Barnes, K. R., Hopkins, W. G., McGuigan, M. R., & Kilding, A. E. (2013). Effects of Different Uphill Interval-Training Programs on Running Economy and Performance. Int J Sports Physiol Perform.
Etxebarria, N., Anson, J. M., Pyne, D. B., & Ferguson, R. A. (2013). High-intensity cycle interval training improves cycling and running performance in triathletes. Eur J Sport Sci.
Gregor, R. J., Komi, P. V., & Järvinen, M. (1987). Achilles Tendon Forces During Cycling. Int J Sports Med, 08(S 1), S9-S14.
Midgley, A. W., McNaughton, L. R., & Jones, A. M. (2007). Training to enhance the physiological determinants of long-distance running performance: can valid recommendations be given to runners and coaches based on current scientific knowledge? Sports Med, 37(10), 857-880.
Millet, G. P., Candau, R. B., Barbier, B., Busso, T., Rouillon, J. D., & Chatard, J. C. (2002). Modelling the transfers of training effects on performance in elite triathletes. Int J Sports Med, 23(1), 55-63.
Paavolainen, L., Hakkinen, K., Hamalainen, I., Nummela, A., & Rusko, H. (1999).
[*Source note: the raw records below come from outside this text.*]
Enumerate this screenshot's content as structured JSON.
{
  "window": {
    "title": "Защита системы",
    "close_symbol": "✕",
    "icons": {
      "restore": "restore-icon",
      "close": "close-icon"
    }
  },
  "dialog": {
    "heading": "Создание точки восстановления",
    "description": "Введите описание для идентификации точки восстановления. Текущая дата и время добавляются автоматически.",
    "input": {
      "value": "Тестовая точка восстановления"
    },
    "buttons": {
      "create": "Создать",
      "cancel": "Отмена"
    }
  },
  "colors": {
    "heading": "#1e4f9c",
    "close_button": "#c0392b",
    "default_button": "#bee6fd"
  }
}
Explosive-strength training improves 5-km running time by improving running economy and muscle power. J Appl Physiol (1985), 86(5), 1527-1533.
Ronnestad, B. R., & Mujika, I. (2013). Optimizing strength training for running and cycling endurance performance: A review. Scand J Med Sci Sports.
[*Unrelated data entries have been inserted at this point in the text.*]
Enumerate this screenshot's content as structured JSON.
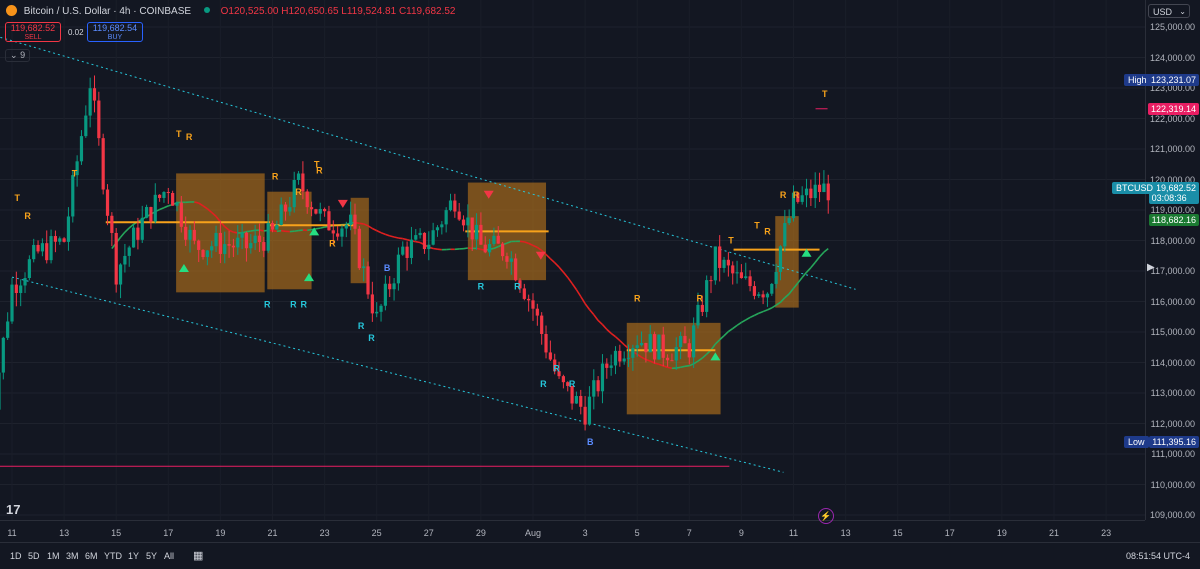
{
  "header": {
    "symbol_title": "Bitcoin / U.S. Dollar · 4h · COINBASE",
    "ohlc": {
      "o": "O120,525.00",
      "h": "H120,650.65",
      "l": "L119,524.81",
      "c": "C119,682.52"
    },
    "sell_price": "119,682.52",
    "sell_label": "SELL",
    "buy_price": "119,682.54",
    "buy_label": "BUY",
    "spread": "0.02",
    "indicator_count": "9"
  },
  "currency_button": "USD",
  "price_axis": {
    "ticks": [
      "125,000.00",
      "124,000.00",
      "123,000.00",
      "122,000.00",
      "121,000.00",
      "120,000.00",
      "119,000.00",
      "118,000.00",
      "117,000.00",
      "116,000.00",
      "115,000.00",
      "114,000.00",
      "113,000.00",
      "112,000.00",
      "111,000.00",
      "110,000.00",
      "109,000.00"
    ],
    "high_label": "High",
    "high_value": "123,231.07",
    "low_label": "Low",
    "low_value": "111,395.16",
    "resistance_value": "122,319.14",
    "symbol_tag": "BTCUSD",
    "last_price": "119,682.52",
    "countdown": "03:08:36",
    "ma_value": "118,682.16"
  },
  "time_axis": {
    "labels": [
      "11",
      "13",
      "15",
      "17",
      "19",
      "21",
      "23",
      "25",
      "27",
      "29",
      "Aug",
      "3",
      "5",
      "7",
      "9",
      "11",
      "13",
      "15",
      "17",
      "19",
      "21",
      "23"
    ]
  },
  "ranges": [
    "1D",
    "5D",
    "1M",
    "3M",
    "6M",
    "YTD",
    "1Y",
    "5Y",
    "All"
  ],
  "clock": "08:51:54 UTC-4",
  "colors": {
    "up": "#089981",
    "down": "#f23645",
    "band": "#b8741a",
    "level": "#f7a21b",
    "ma_green": "#26a65b",
    "ma_red": "#e02020",
    "channel": "#26c6da",
    "support": "#e91e63"
  },
  "markers": {
    "top": "T",
    "resistance": "R",
    "bottom": "B"
  },
  "icons": {
    "coin": "bitcoin-icon",
    "calendar": "calendar-icon",
    "alert": "alert-clock-icon",
    "logo": "tradingview-logo"
  },
  "logo_text": "17",
  "chart_data": {
    "type": "candlestick",
    "symbol": "BTCUSD",
    "timeframe": "4h",
    "ylim": [
      108800,
      125400
    ],
    "series_sample": [
      {
        "date": "Jul 10",
        "close": 111000
      },
      {
        "date": "Jul 11",
        "close": 116500
      },
      {
        "date": "Jul 12",
        "close": 117600
      },
      {
        "date": "Jul 13",
        "close": 118000
      },
      {
        "date": "Jul 14",
        "close": 123200
      },
      {
        "date": "Jul 15",
        "close": 117000
      },
      {
        "date": "Jul 16",
        "close": 118600
      },
      {
        "date": "Jul 17",
        "close": 119800
      },
      {
        "date": "Jul 18",
        "close": 117800
      },
      {
        "date": "Jul 19",
        "close": 117900
      },
      {
        "date": "Jul 20",
        "close": 117800
      },
      {
        "date": "Jul 21",
        "close": 118200
      },
      {
        "date": "Jul 22",
        "close": 119900
      },
      {
        "date": "Jul 23",
        "close": 118600
      },
      {
        "date": "Jul 24",
        "close": 118500
      },
      {
        "date": "Jul 25",
        "close": 115400
      },
      {
        "date": "Jul 26",
        "close": 117700
      },
      {
        "date": "Jul 27",
        "close": 118000
      },
      {
        "date": "Jul 28",
        "close": 119400
      },
      {
        "date": "Jul 29",
        "close": 117800
      },
      {
        "date": "Jul 30",
        "close": 117700
      },
      {
        "date": "Jul 31",
        "close": 115800
      },
      {
        "date": "Aug 1",
        "close": 113300
      },
      {
        "date": "Aug 2",
        "close": 112400
      },
      {
        "date": "Aug 3",
        "close": 114200
      },
      {
        "date": "Aug 4",
        "close": 114800
      },
      {
        "date": "Aug 5",
        "close": 114400
      },
      {
        "date": "Aug 6",
        "close": 114500
      },
      {
        "date": "Aug 7",
        "close": 117400
      },
      {
        "date": "Aug 8",
        "close": 116600
      },
      {
        "date": "Aug 9",
        "close": 116400
      },
      {
        "date": "Aug 10",
        "close": 119200
      },
      {
        "date": "Aug 11",
        "close": 119682
      }
    ],
    "channel_upper": [
      {
        "date": "Jul 10",
        "y": 124800
      },
      {
        "date": "Aug 12",
        "y": 116400
      }
    ],
    "channel_lower": [
      {
        "date": "Jul 11",
        "y": 116800
      },
      {
        "date": "Aug 10",
        "y": 110400
      }
    ],
    "support_line": {
      "from": "Jul 10",
      "to": "Aug 7",
      "y": 110600
    },
    "resistance_line": {
      "from": "Aug 11",
      "to": "Aug 11",
      "y": 122319
    }
  }
}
Ruby, B., Robergs, R., Leadbetter, G., Mermier, C., Chick, T., & Stark, D. (1996). Cross-training between cycling and running in untrained females. J Sports Med Phys Fitness, 36(4), 246-254.
Saunders, P. U., Pyne, D. B., Telford, R. D., & Hawley, J. A. (2004). Factors affecting running economy in trained distance runners. Sports Med, 34(7), 465-485.
Saunders, P. U., Telford, R. D., Pyne, D. B., Peltola, E. M., Cunningham, R. B., Gore, C. J., & Hawley, J. A. (2006). Short-term plyometric training improves running economy in highly trained middle and long distance runners. J Strength Cond Res, 20(4), 947-954.
White, L. J., Dressendorfer, R. H., Muller, S. M., & Ferguson, M. A. (2003). Effectiveness of cycle cross-training between competitive seasons in female distance runners. J Strength Cond Res, 17(2), 319-323.